Улегшись и завернувшись в одеяло, я, как будто успокоившись, все равно никак не могла уснуть. Перед глазами снова и снова всплывали картинки из того зала, и проявлялись детали, не замеченные тогда из-за эмоций. Женщины там… они совсем не выглядели обычными шлюхами, пусть даже элитными. Естественно, в моем представлении об этом, по крайней мере, а я, прямо скажем, тот еще эксперт в подобных вопросах, и это касается тех дам, на ком еще была одежда, и их было меньшинство. Конечно, о вкусах не спорят, но особых красавиц я там не заметила, как, впрочем, и вызывающих нарядов и откровенного белья. Та блондинка, что с упоением делала минет Алево, была в строгом костюме и туфлях на плоской подошве, больше соответствующих ежедневной одежде офисной служащей, нежели наряду для подобного сексуального приключения. Женщина, что сидела на столе перед рыжим, была в роскошном вечернем платье и драгоценностях, подходящих, скорее, для похода в театр на премьеру, чем для бурного траха на обеденном столе, пусть и в столь экзотичном общем антураже. Но, опять же, возможно, я ни черта в этом не понимаю или мыслю слишком закостенело. И самое главное, это не мое дело, и ни черта меня не касается. Главное, что всем, находящимся там, явно нравилось происходящее, все выглядели совершеннолетними, никто никого не принуждал, и я там была единственной идиоткой, кого это шокировало и вызвало неприятие, что, опять же, мои тараканы, а не косяки взрослых людей, чье право заниматься чем им угодно по взаимному согласию. Одним для удовольствия в сексе нужна интимность, другим по вкусу публичность. Я отношусь к первому типу, Григорий, судя по всему, ко второму, ну, аминь, в добрый путь и все в таком роде!
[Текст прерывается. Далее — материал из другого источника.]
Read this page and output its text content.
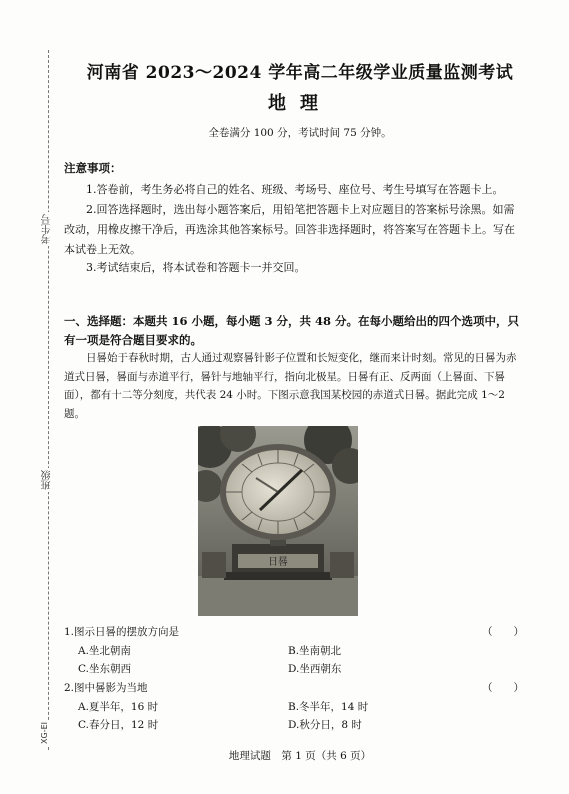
考生号
班级
XG-EI
河南省 2023～2024 学年高二年级学业质量监测考试
地理
全卷满分 100 分，考试时间 75 分钟。
注意事项：
1.答卷前，考生务必将自己的姓名、班级、考场号、座位号、考生号填写在答题卡上。
2.回答选择题时，选出每小题答案后，用铅笔把答题卡上对应题目的答案标号涂黑。如需改动，用橡皮擦干净后，再选涂其他答案标号。回答非选择题时，将答案写在答题卡上。写在本试卷上无效。
3.考试结束后，将本试卷和答题卡一并交回。
一、选择题：本题共 16 小题，每小题 3 分，共 48 分。在每小题给出的四个选项中，只有一项是符合题目要求的。
日晷始于春秋时期，古人通过观察晷针影子位置和长短变化，继而来计时刻。常见的日晷为赤道式日晷，晷面与赤道平行，晷针与地轴平行，指向北极星。日晷有正、反两面（上晷面、下晷面），都有十二等分刻度，共代表 24 小时。下图示意我国某校园的赤道式日晷。据此完成 1～2 题。
日晷
1.图示日晷的摆放方向是	（　　）
A.坐北朝南	B.坐南朝北
C.坐东朝西	D.坐西朝东
2.图中晷影为当地	（　　）
A.夏半年，16 时	B.冬半年，14 时
C.春分日，12 时	D.秋分日，8 时
地理试题　第 1 页（共 6 页）
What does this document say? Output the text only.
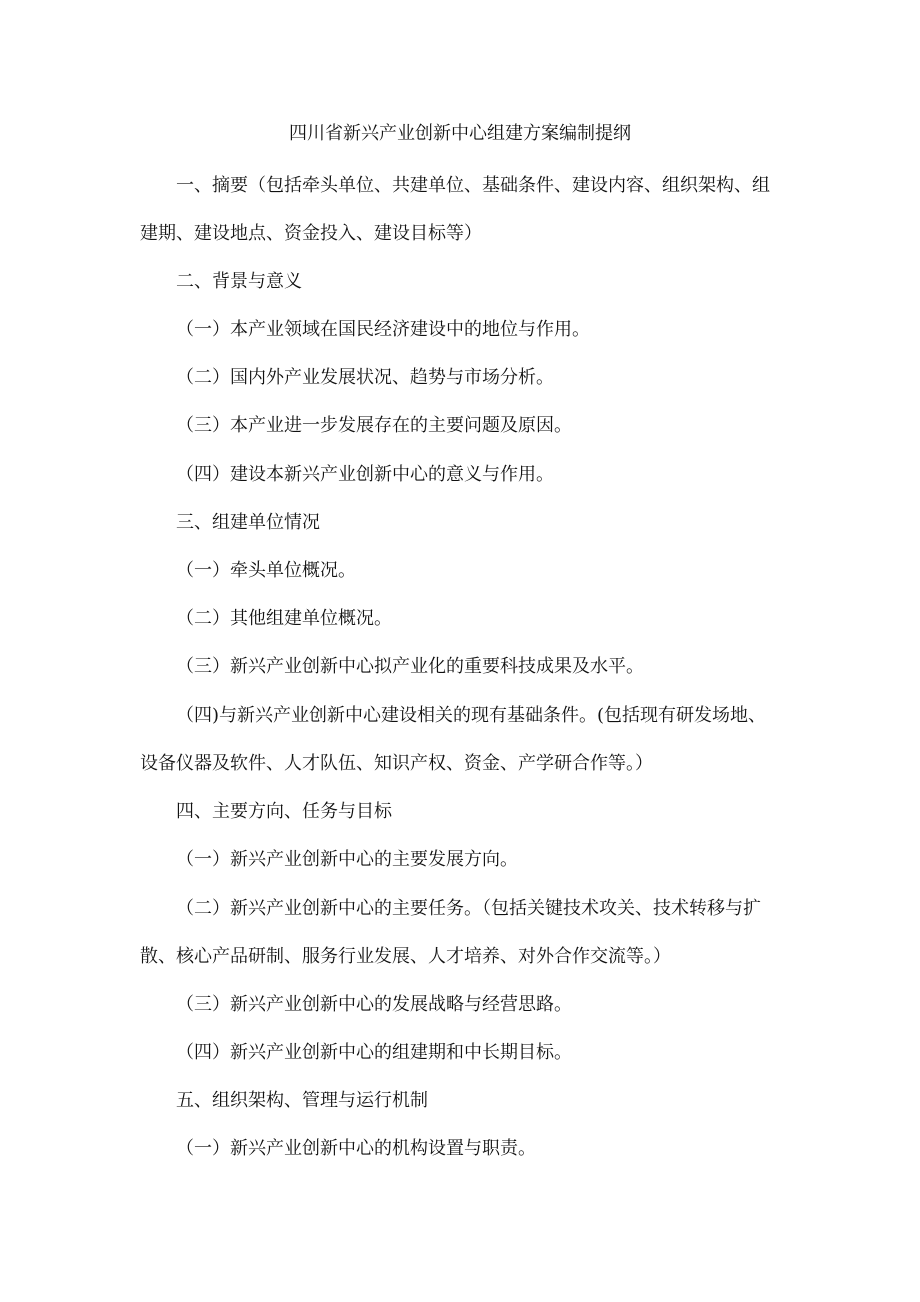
四川省新兴产业创新中心组建方案编制提纲
一、摘要（包括牵头单位、共建单位、基础条件、建设内容、组织架构、组
建期、建设地点、资金投入、建设目标等）
二、背景与意义
（一）本产业领域在国民经济建设中的地位与作用。
（二）国内外产业发展状况、趋势与市场分析。
（三）本产业进一步发展存在的主要问题及原因。
（四）建设本新兴产业创新中心的意义与作用。
三、组建单位情况
（一）牵头单位概况。
（二）其他组建单位概况。
（三）新兴产业创新中心拟产业化的重要科技成果及水平。
（四)与新兴产业创新中心建设相关的现有基础条件。(包括现有研发场地、
设备仪器及软件、人才队伍、知识产权、资金、产学研合作等。）
四、主要方向、任务与目标
（一）新兴产业创新中心的主要发展方向。
（二）新兴产业创新中心的主要任务。（包括关键技术攻关、技术转移与扩
散、核心产品研制、服务行业发展、人才培养、对外合作交流等。）
（三）新兴产业创新中心的发展战略与经营思路。
（四）新兴产业创新中心的组建期和中长期目标。
五、组织架构、管理与运行机制
（一）新兴产业创新中心的机构设置与职责。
На том я и отключилась, просто не в силах больше гонять по кругу свои впечатления и переживания и оценивать ситуацию в целом, не говоря уже о принятии каких-то решений.
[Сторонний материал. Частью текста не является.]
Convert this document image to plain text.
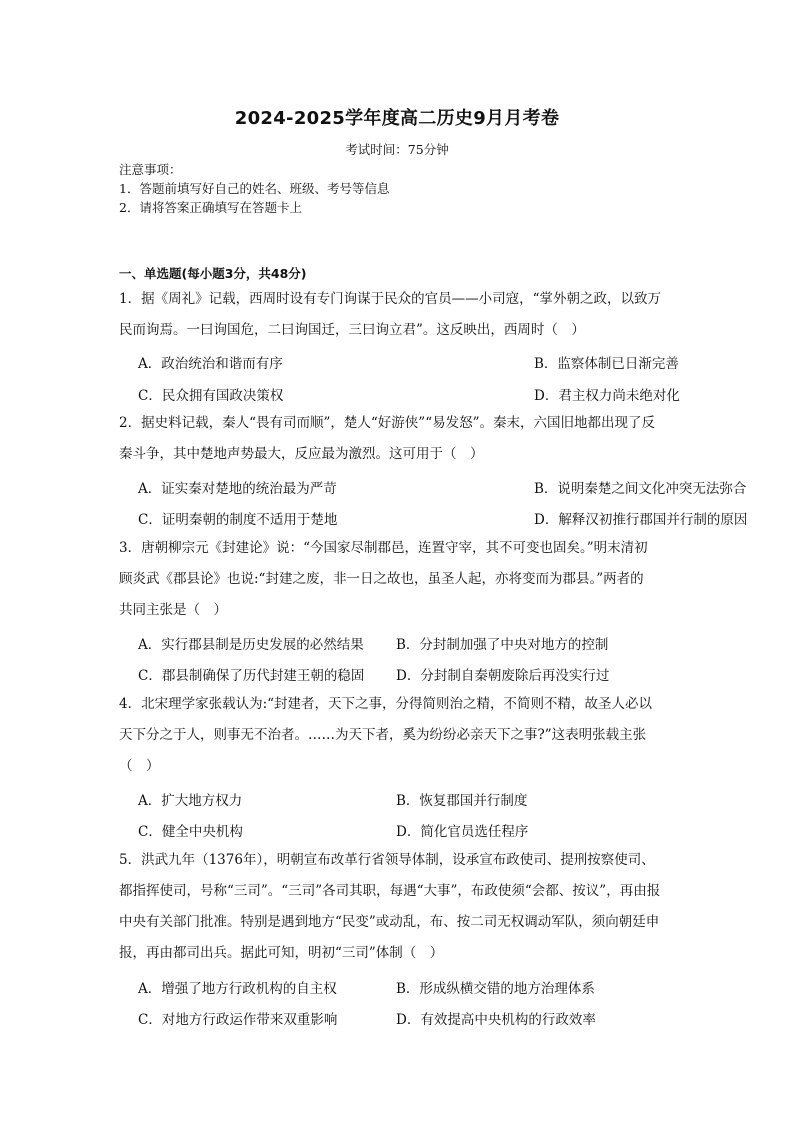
2024-2025学年度高二历史9月月考卷
考试时间：75分钟
注意事项：
1．答题前填写好自己的姓名、班级、考号等信息
2．请将答案正确填写在答题卡上
一、单选题(每小题3分，共48分)

1．据《周礼》记载，西周时设有专门询谋于民众的官员——小司寇，“掌外朝之政，以致万

民而询焉。一曰询国危，二曰询国迁，三曰询立君”。这反映出，西周时（　）

A．政治统治和谐而有序	B．监察体制已日渐完善
C．民众拥有国政决策权	D．君主权力尚未绝对化

2．据史料记载，秦人“畏有司而顺”，楚人“好游侠”“易发怒”。秦末，六国旧地都出现了反

秦斗争，其中楚地声势最大，反应最为激烈。这可用于（　）

A．证实秦对楚地的统治最为严苛	B．说明秦楚之间文化冲突无法弥合
C．证明秦朝的制度不适用于楚地	D．解释汉初推行郡国并行制的原因

3．唐朝柳宗元《封建论》说：“今国家尽制郡邑，连置守宰，其不可变也固矣。”明末清初

顾炎武《郡县论》也说:“封建之废，非一日之故也，虽圣人起，亦将变而为郡县。”两者的

共同主张是（　）

A．实行郡县制是历史发展的必然结果 B．分封制加强了中央对地方的控制
C．郡县制确保了历代封建王朝的稳固 D．分封制自秦朝废除后再没实行过

4．北宋理学家张载认为:“封建者，天下之事，分得简则治之精，不简则不精，故圣人必以

天下分之于人，则事无不治者。……为天下者，奚为纷纷必亲天下之事?”这表明张载主张

（　）

A．扩大地方权力	B．恢复郡国并行制度
C．健全中央机构	D．简化官员选任程序

5．洪武九年（1376年），明朝宣布改革行省领导体制，设承宣布政使司、提刑按察使司、

都指挥使司，号称“三司”。“三司”各司其职，每遇“大事”，布政使须“会都、按议”，再由报

中央有关部门批准。特别是遇到地方“民变”或动乱，布、按二司无权调动军队，须向朝廷申

报，再由都司出兵。据此可知，明初“三司”体制（　）

A．增强了地方行政机构的自主权	B．形成纵横交错的地方治理体系
C．对地方行政运作带来双重影响	D．有效提高中央机构的行政效率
Вполне естественно, что после стольких напряженных раздумий и сон мне снился соответствующий. Я видела себя будто чужими глазами, со стороны, лежащей совершенно голой на том самом широком столе посреди зала. Единственным источником света в этот раз был полыхающий камин, пламя в котором почему-то не мирно облизывало дрова, создавая ощущение уюта, а прямо-таки гудело, словно так и норовило вырваться из каменных оков. Мои глаза были широко распахнуты, спина выгибалась в экстазе, ногти бессильно скребли деревянную поверхность в поисках хоть какой-то опоры, обнаженная грудь подпрыгивала от грубых толчков Григория. Да, я точно знала, что это он, и даже не просто знала, а как будто была им. Впитывала мучительные гримасы собственной приближающейся кульминации его глазами. Упивалась моими же хриплыми стонами и отчаянными вскриками, наслаждаясь тем, как каждый из них толкает все ближе к сокрушительному оргазму. Шумно, жадно вдыхала одурманивающий запах истинного желания, чистейшего, без всякой примеси… чего? Неважно-о-о! Вокруг стола стояли люди, множество людей, но я могла разглядеть лишь силуэты, ни лиц, ни одежды, хотя была уверена на все сто, что все они смотрят на нас неотрывно. И от этого возбуждение меня, находящейся словно в чужом сознании и теле, достигало состояния сексуального безумия. Потому что я точно знала, что этим безымянным свидетелям доступно лишь смотреть и вожделеть то, чем мне доступно обладать.